Muy de alborada, caminaba por la Carrera del Darro, en busca tuya, Virgen María, Señora y Madre nuestra de los Dolores. Con un grupo de hermanas y hermanos me encontré y en tu capillita blanca te rezamos. Solo, desanduve el camino que minutos más tarde Tú, Bendita Madre harías sin ruido ni alharacas, sin cortejo, sin música y saetas, pero con muchas plegarias de tus hijos, hermanos cofrades, en la distancia y ausencia física por la pandemia. Llegaste a la Santa Iglesia Catedral, y allí fuiste recibida por los hermanos y cabildo con más plegarias, cánticos y alabanzas. En un sobrio y solemne altar y calvario fuiste entronizada, y a tus plantas acudimos el viernes de la primera semana de cuaresma, para acompañarte en el Viacrucis de tu Hijo, resultando ser nosotros los acompañados y favorecidos.

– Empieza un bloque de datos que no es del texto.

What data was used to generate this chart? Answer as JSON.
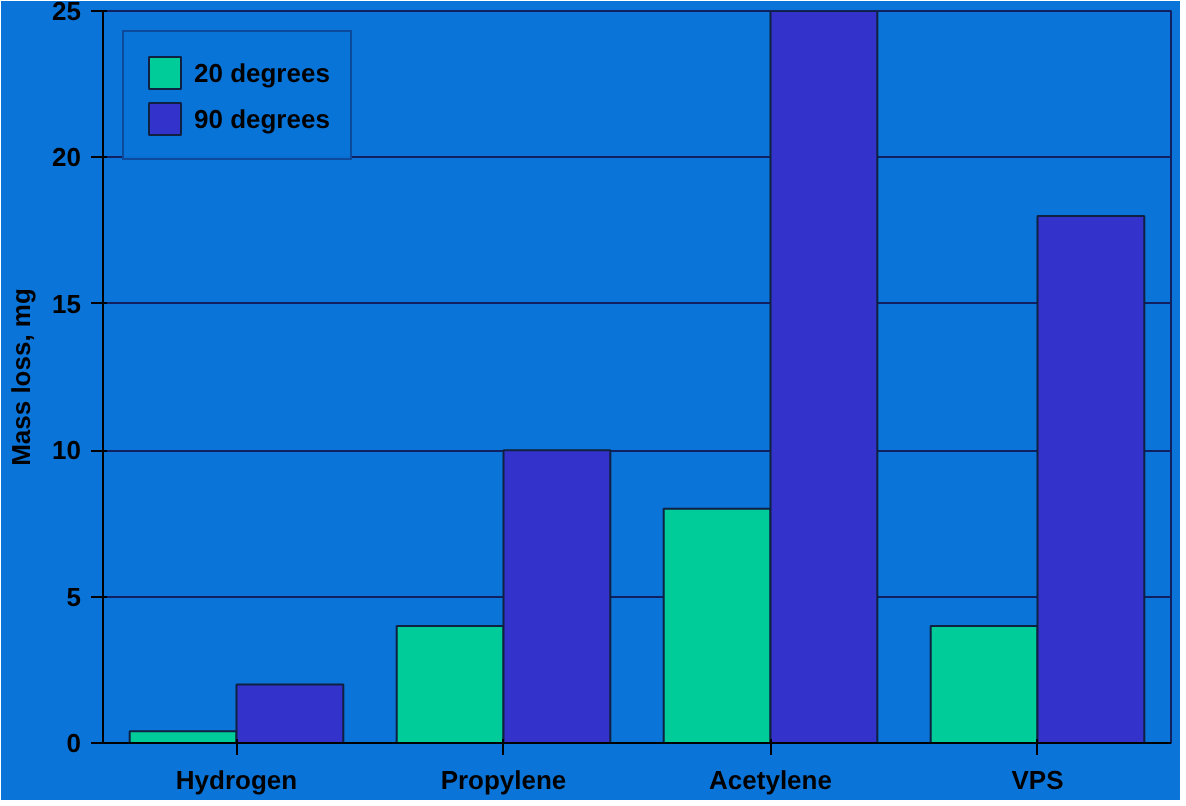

En el reposo de lo celebrado y vivido, la gratitud a quienes dándose con lo que son, saben y tienen lo han hecho posible. Con la gratitud, el ruego para que sigamos siendo discípulos y cofrades que no huyen ante el Calvario de los demás, sino que están allí, descubriendo en el hermano, especialmente en el que sufre, el rostro de Cristo que reclama y pide nuestra ayuda, nuestro consuelo, nuestra escucha, nuestro apoyo, nuestro perdón, nuestro tiempo, o nuestro compartir para no morir de hambre ante la indiferencia del mundo. Cristo, nos señala el camino del Mandamiento Nuevo, y nos recuerda que debemos amarnos unos a otros como Él nos amó. No podemos volver el rostro ante el hermano que sufre y nos interpela, pues en él está Cristo que sale a nuestro encuentro, y al que seguimos y al que acompañamos cada día vivo y sufriente, de carne y hueso, escarnecido y dolorido por las calles y plazas de Granada. 60 años de la bendición de Nuestra Señora de los Dolores, Hemos de mirar con los ojos de la caridad nuestro mundo, la realidad que nos rodea, y subir al Calvario con y como Nuestra Señora de los Dolores, Via Crucis Oficial de la Cuaresma 2021, el martillo divino nos llama y levanta para estar al pie de la cruz de nuestro prójimo. Que nuestra Madre, Nuestra Señora de los Dolores nos ayude a ser cada día verdaderos evangelizadores con espíritu, fieles discípulos de su Hijo.

Mirando e invocando a todos nuestros Sagrados Titulares en su misterio, paso o palio, les pedimos que sigamos recorriendo el viacrucis de la vida cotidiana y con su ayuda hagamos cielo la tierra que pisamos.